Figure 2—The breadth of the Moog VeriPart concept
(Image courtesy of Moog)
Also participating in the NCMS project are Siemens PLM Software; Identify3D, a provider of digital supply chain software; and Guardtime Federal, developer of a Blockchain based digital signature solution. NCMS is based in Ann Arbor, Michigan, as is CIMdata.
Moog demonstrated the first end-to-end Blockchain-enabled digital transaction in A&D in February 2018. The company is executing proofs of concept with a major airframe manufacturer and, through NCMS, with the U.S. Department of Defense. Moog is a founding member of the Blockchain Research Institute.

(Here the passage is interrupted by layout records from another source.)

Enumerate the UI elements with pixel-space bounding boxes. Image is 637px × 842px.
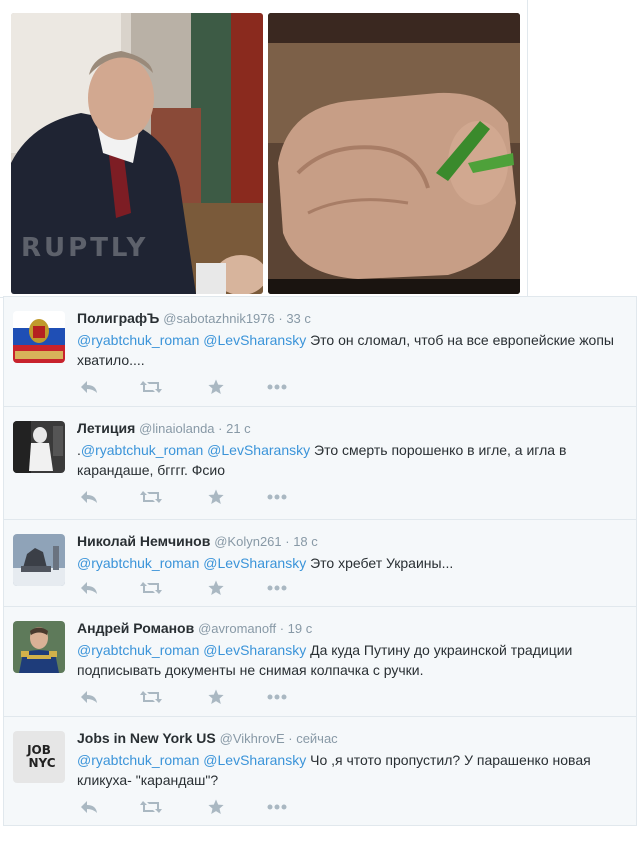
watermark-text: RUPTLY xyxy=(21,233,149,263)
retweet-icon[interactable] xyxy=(140,578,162,598)
tweet-header: Jobs in New York US @VikhrovE · сейчас xyxy=(77,729,627,748)
tweet-header: Андрей Романов @avromanoff · 19 с xyxy=(77,619,627,638)
avatar[interactable] xyxy=(13,534,65,586)
avatar[interactable] xyxy=(13,311,65,363)
fullname[interactable]: Николай Немчинов xyxy=(77,533,210,549)
retweet-icon[interactable] xyxy=(140,377,162,397)
more-icon[interactable] xyxy=(267,687,287,707)
more-icon[interactable] xyxy=(267,797,287,817)
media-card: RUPTLY xyxy=(0,0,528,298)
reply-icon[interactable] xyxy=(80,687,98,707)
mention-link[interactable]: @LevSharansky xyxy=(203,752,306,768)
tweet-text: @ryabtchuk_roman @LevSharansky Это он сл… xyxy=(77,330,627,370)
separator-dot: · xyxy=(274,311,287,326)
tweet-text: @ryabtchuk_roman @LevSharansky Да куда П… xyxy=(77,640,627,680)
tweet[interactable]: Летиция @linaiolanda · 21 с .@ryabtchuk_r… xyxy=(4,407,636,520)
separator-dot: · xyxy=(281,534,294,549)
retweet-icon[interactable] xyxy=(140,687,162,707)
tweet-text: @ryabtchuk_roman @LevSharansky Это хребе… xyxy=(77,553,627,573)
tweet-body: Это хребет Украины... xyxy=(310,555,454,571)
tweet-content: Летиция @linaiolanda · 21 с .@ryabtchuk_r… xyxy=(77,419,627,504)
retweet-icon[interactable] xyxy=(140,487,162,507)
reply-icon[interactable] xyxy=(80,377,98,397)
tweet-actions xyxy=(77,687,337,707)
avatar[interactable] xyxy=(13,621,65,673)
favorite-icon[interactable] xyxy=(208,687,224,707)
tweet-text: @ryabtchuk_roman @LevSharansky Чо ,я что… xyxy=(77,750,627,790)
timestamp[interactable]: 18 с xyxy=(293,534,318,549)
mention-link[interactable]: @LevSharansky xyxy=(203,555,306,571)
tweet-content: Jobs in New York US @VikhrovE · сейчас @r… xyxy=(77,729,627,814)
tweet-content: ПолиграфЪ @sabotazhnik1976 · 33 с @ryabtc… xyxy=(77,309,627,394)
more-icon[interactable] xyxy=(267,487,287,507)
tweet-content: Андрей Романов @avromanoff · 19 с @ryabtc… xyxy=(77,619,627,704)
avatar[interactable] xyxy=(13,421,65,473)
mention-link[interactable]: @LevSharansky xyxy=(203,332,306,348)
username[interactable]: @avromanoff xyxy=(198,621,276,636)
photo-hand-pen[interactable] xyxy=(268,13,520,294)
tweet[interactable]: Андрей Романов @avromanoff · 19 с @ryabtc… xyxy=(4,607,636,717)
photo-putin[interactable]: RUPTLY xyxy=(11,13,263,294)
username[interactable]: @Kolyn261 xyxy=(214,534,281,549)
mention-link[interactable]: @ryabtchuk_roman xyxy=(77,752,199,768)
hand-photo-image xyxy=(268,13,520,294)
tweet[interactable]: Николай Немчинов @Kolyn261 · 18 с @ryabtc… xyxy=(4,520,636,607)
separator-dot: · xyxy=(284,731,297,746)
fullname[interactable]: Летиция xyxy=(77,420,135,436)
tweet-actions xyxy=(77,377,337,397)
reply-icon[interactable] xyxy=(80,797,98,817)
tweet-feed: ПолиграфЪ @sabotazhnik1976 · 33 с @ryabtc… xyxy=(3,296,637,826)
favorite-icon[interactable] xyxy=(208,797,224,817)
mention-link[interactable]: @ryabtchuk_roman xyxy=(77,555,199,571)
reply-icon[interactable] xyxy=(80,487,98,507)
fullname[interactable]: Андрей Романов xyxy=(77,620,194,636)
favorite-icon[interactable] xyxy=(208,377,224,397)
mention-link[interactable]: @ryabtchuk_roman xyxy=(77,642,199,658)
timestamp[interactable]: 19 с xyxy=(288,621,313,636)
tweet-content: Николай Немчинов @Kolyn261 · 18 с @ryabtc… xyxy=(77,532,627,595)
fullname[interactable]: Jobs in New York US xyxy=(77,730,216,746)
tweet-actions xyxy=(77,578,337,598)
avatar[interactable]: JOB NYC xyxy=(13,731,65,783)
username[interactable]: @linaiolanda xyxy=(139,421,214,436)
timestamp[interactable]: сейчас xyxy=(296,731,338,746)
tweet-header: ПолиграфЪ @sabotazhnik1976 · 33 с xyxy=(77,309,627,328)
tweet-actions xyxy=(77,487,337,507)
separator-dot: · xyxy=(276,621,288,636)
tweet-header: Летиция @linaiolanda · 21 с xyxy=(77,419,627,438)
tweet-actions xyxy=(77,797,337,817)
mention-link[interactable]: @ryabtchuk_roman xyxy=(77,332,199,348)
tweet[interactable]: JOB NYC Jobs in New York US @VikhrovE · се… xyxy=(4,717,636,827)
favorite-icon[interactable] xyxy=(208,578,224,598)
tweet[interactable]: ПолиграфЪ @sabotazhnik1976 · 33 с @ryabtc… xyxy=(4,297,636,407)
favorite-icon[interactable] xyxy=(208,487,224,507)
tweet-text: .@ryabtchuk_roman @LevSharansky Это смер… xyxy=(77,440,627,480)
mention-link[interactable]: @ryabtchuk_roman xyxy=(81,442,203,458)
avatar-logo-line2: NYC xyxy=(28,756,56,770)
username[interactable]: @VikhrovE xyxy=(220,731,285,746)
more-icon[interactable] xyxy=(267,377,287,397)
tweet-header: Николай Немчинов @Kolyn261 · 18 с xyxy=(77,532,627,551)
mention-link[interactable]: @LevSharansky xyxy=(207,442,310,458)
username[interactable]: @sabotazhnik1976 xyxy=(163,311,275,326)
mention-link[interactable]: @LevSharansky xyxy=(203,642,306,658)
timestamp[interactable]: 33 с xyxy=(286,311,311,326)
more-icon[interactable] xyxy=(267,578,287,598)
timestamp[interactable]: 21 с xyxy=(226,421,251,436)
fullname[interactable]: ПолиграфЪ xyxy=(77,310,159,326)
reply-icon[interactable] xyxy=(80,578,98,598)
retweet-icon[interactable] xyxy=(140,797,162,817)
separator-dot: · xyxy=(214,421,227,436)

Blockchain capabilities and VeriPart may even form the basis of a new Moog business. Challenges remain, however. Blockchain technology needs tighter integration with PLM, with ERP, and with AM itself. Mechanical CAD solutions do not always apply smoothly to AM; features and toolsets are aligned with “subtractive” manufacturing. If mechanical CAD’s use with AM is to be optimized, functionality must continue to evolve.
Conclusion
In a Mechanical Engineering magazine article on Blockchain, Mr. George Small, Moog Chief Technology Officer observed that “Blockchain lends itself to rethinking how the manufacturing value chain is laid out.” Moog is doing exactly that. Although initially developed for AM, VeriPart is extensible to any manufacturing process and any manufacturing market. CIMdata observes that managing supply chains and traceability requirements applies to a wide range of industries, not just A&D. Moog may need a great deal of ingenuity and hard work to bring VeriPart into widespread use. CIMdata believes that organizations needing to bring their supply chains into the 21st Century should monitor VeriPart’s ongoing refinement at NCMS—and replace aging PDM systems with up-to-date, end-to-end PLM business solutions.